In der Kinder- und Jugendmedizin sind Vorsorgeuntersuchungen (U1–U11) ärztliche Pflichtleistungen; ihre wesentlichen Inhalte wie Untersuchung, Befundung und Beratung dürfen nicht vollständig delegiert werden.

Hintergrund

Kinderärztliche Praxen sind häufig hoch frequentiert; Delegation ist notwendig, aber risikoreich:

  • Vorsorgeuntersuchungen: Die körperliche Untersuchung und Befundung muss der Arzt selbst durchführen; das Ausfüllen von Dokumenten kann delegiert werden.
  • Impfaufklärung: Muss durch den Arzt erfolgen; die Impfung selbst darf an geschulte MFA delegiert werden.
  • Telefonische Triage bei kranken Kindern: Zustandseinschätzung durch MFA ohne ärztliche Rücksprache ist besonders risikoreich (häufige Haftungsfälle bei übersehener Meningitis, Appendizitis).
  • Entwicklungsdiagnostik: Erfordert ärztliche Kompetenz; Delegation an Logopäden oder Ergotherapeuten ist zulässig im Rahmen der Heilmittelversorgung.
  • Neugeborenenscreening: Durchführung des Hörscreenings kann an geschultes Personal delegiert werden; Interpretation liegt beim Arzt.

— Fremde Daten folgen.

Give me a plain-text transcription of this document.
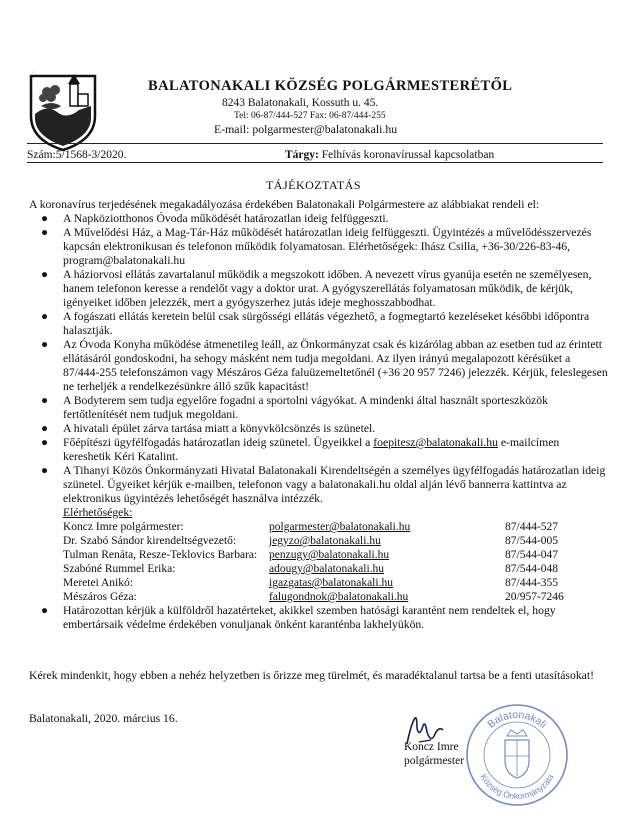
·
BALATONAKALI KÖZSÉG POLGÁRMESTERÉTŐL
8243 Balatonakali, Kossuth u. 45.
Tel: 06-87/444-527 Fax: 06-87/444-255
E-mail: polgarmester@balatonakali.hu
Szám:5/1568-3/2020.	Tárgy: Felhívás koronavírussal kapcsolatban
TÁJÉKOZTATÁS

A koronavírus terjedésének megakadályozása érdekében Balatonakali Polgármestere az alábbiakat rendeli el:

● A Napköziotthonos Óvoda működését határozatlan ideig felfüggeszti.
● A Művelődési Ház, a Mag-Tár-Ház működését határozatlan ideig felfüggeszti. Ügyintézés a művelődésszervezés kapcsán elektronikusan és telefonon működik folyamatosan. Elérhetőségek: Ihász Csilla, +36-30/226-83-46, program@balatonakali.hu
● A háziorvosi ellátás zavartalanul működik a megszokott időben. A nevezett vírus gyanúja esetén ne személyesen, hanem telefonon keresse a rendelőt vagy a doktor urat. A gyógyszerellátás folyamatosan működik, de kérjük, igényeiket időben jelezzék, mert a gyógyszerhez jutás ideje meghosszabbodhat.
● A fogászati ellátás keretein belül csak sürgősségi ellátás végezhető, a fogmegtartó kezeléseket későbbi időpontra halasztják.
● Az Óvoda Konyha működése átmenetileg leáll, az Önkormányzat csak és kizárólag abban az esetben tud az érintett ellátásáról gondoskodni, ha sehogy másként nem tudja megoldani. Az ilyen irányú megalapozott kérésüket a 87/444-255 telefonszámon vagy Mészáros Géza faluüzemeltetőnél (+36 20 957 7246) jelezzék. Kérjük, feleslegesen ne terheljék a rendelkezésünkre álló szűk kapacitást!
● A Bodyterem sem tudja egyelőre fogadni a sportolni vágyókat. A mindenki által használt sporteszközök fertőtlenítését nem tudjuk megoldani.
● A hivatali épület zárva tartása miatt a könyvkölcsönzés is szünetel.
● Főépítészi ügyfélfogadás határozatlan ideig szünetel. Ügyeikkel a foepitesz@balatonakali.hu e-mailcímen kereshetik Kéri Katalint.
● A Tihanyi Közös Önkormányzati Hivatal Balatonakali Kirendeltségén a személyes ügyfélfogadás határozatlan ideig szünetel. Ügyeiket kérjük e-mailben, telefonon vagy a balatonakali.hu oldal alján lévő bannerra kattintva az elektronikus ügyintézés lehetőségét használva intézzék.

Elérhetőségek:

Koncz Imre polgármester:	polgarmester@balatonakali.hu	87/444-527
Dr. Szabó Sándor kirendeltségvezető:	jegyzo@balatonakali.hu	87/544-005
Tulman Renáta, Resze-Teklovics Barbara:	penzugy@balatonakali.hu	87/544-047
Szabóné Rummel Erika:	adougy@balatonakali.hu	87/544-048
Meretei Anikó:	igazgatas@balatonakali.hu	87/444-355
Mészáros Géza:	falugondnok@balatonakali.hu	20/957-7246
● Határozottan kérjük a külföldről hazatérteket, akikkel szemben hatósági karantént nem rendeltek el, hogy embertársaik védelme érdekében vonuljanak önként karanténba lakhelyükön.
Kérek mindenkit, hogy ebben a nehéz helyzetben is őrizze meg türelmét, és maradéktalanul tartsa be a fenti utasításokat!
Balatonakali, 2020. március 16.	Balatonakali
Község Önkormányzata
Koncz Imre
polgármester
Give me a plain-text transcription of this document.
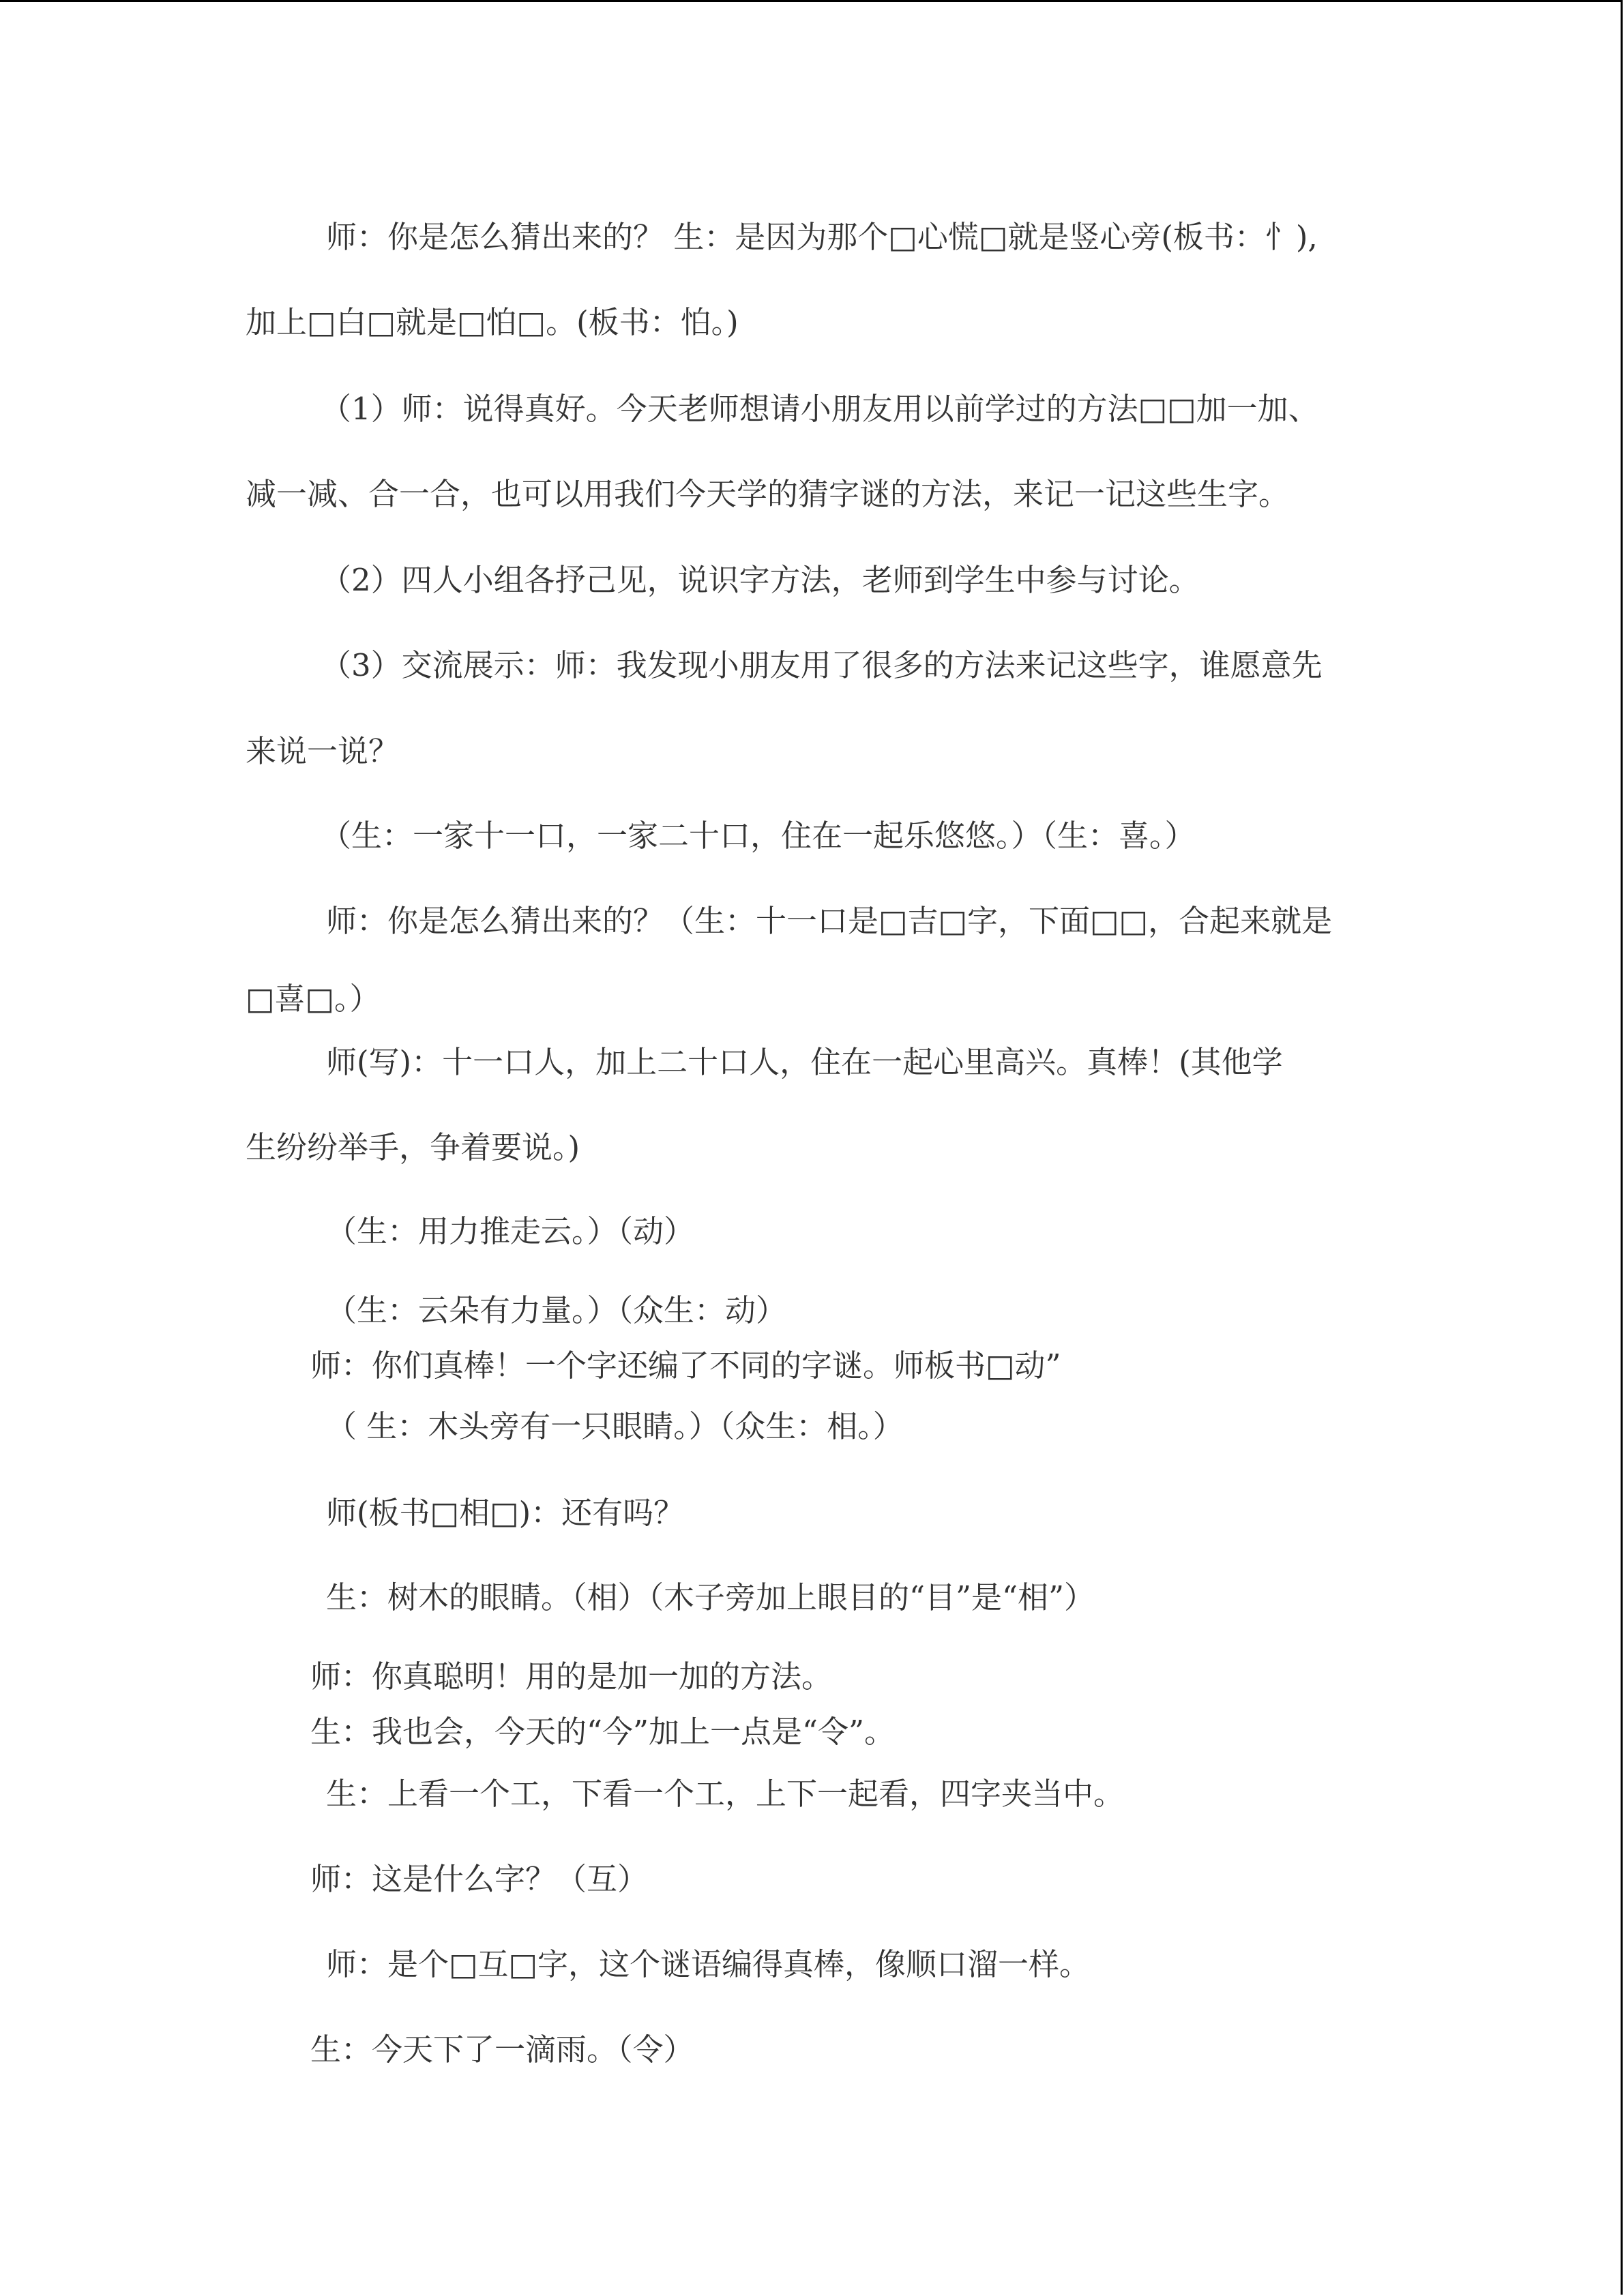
师：你是怎么猜出来的？ 生：是因为那个□心慌□就是竖心旁(板书：忄),
加上□白□就是□怕□。(板书：怕。)
（1）师：说得真好。今天老师想请小朋友用以前学过的方法□□加一加、
减一减、合一合，也可以用我们今天学的猜字谜的方法，来记一记这些生字。
（2）四人小组各抒己见，说识字方法，老师到学生中参与讨论。
（3）交流展示：师：我发现小朋友用了很多的方法来记这些字，谁愿意先
来说一说？
（生：一家十一口，一家二十口，住在一起乐悠悠。）（生：喜。）
师：你是怎么猜出来的？（生：十一口是□吉□字，下面□□，合起来就是
□喜□。）
师(写)：十一口人，加上二十口人，住在一起心里高兴。真棒！(其他学
生纷纷举手，争着要说。)
（生：用力推走云。）（动）
（生：云朵有力量。）（众生：动）
师：你们真棒！一个字还编了不同的字谜。师板书□动”
（ 生：木头旁有一只眼睛。）（众生：相。）
师(板书□相□)：还有吗？
生：树木的眼睛。（相）（木子旁加上眼目的“目”是“相”）
师：你真聪明！用的是加一加的方法。
生：我也会，今天的“今”加上一点是“令”。
生：上看一个工，下看一个工，上下一起看，四字夹当中。
师：这是什么字？（互）
师：是个□互□字，这个谜语编得真棒，像顺口溜一样。
生：今天下了一滴雨。（令）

Auf Ärzteversichert finden Kinderärzte Informationen zur Berufshaftpflicht mit pädiatrischem Schwerpunkt, die auch Triage-Fälle einschließt.

Wann gilt das nicht?

In Kinderkliniken haftet der Träger. Bei Gemeinschaftspraxen ist die Haftungsverteilung vertraglich zu regeln.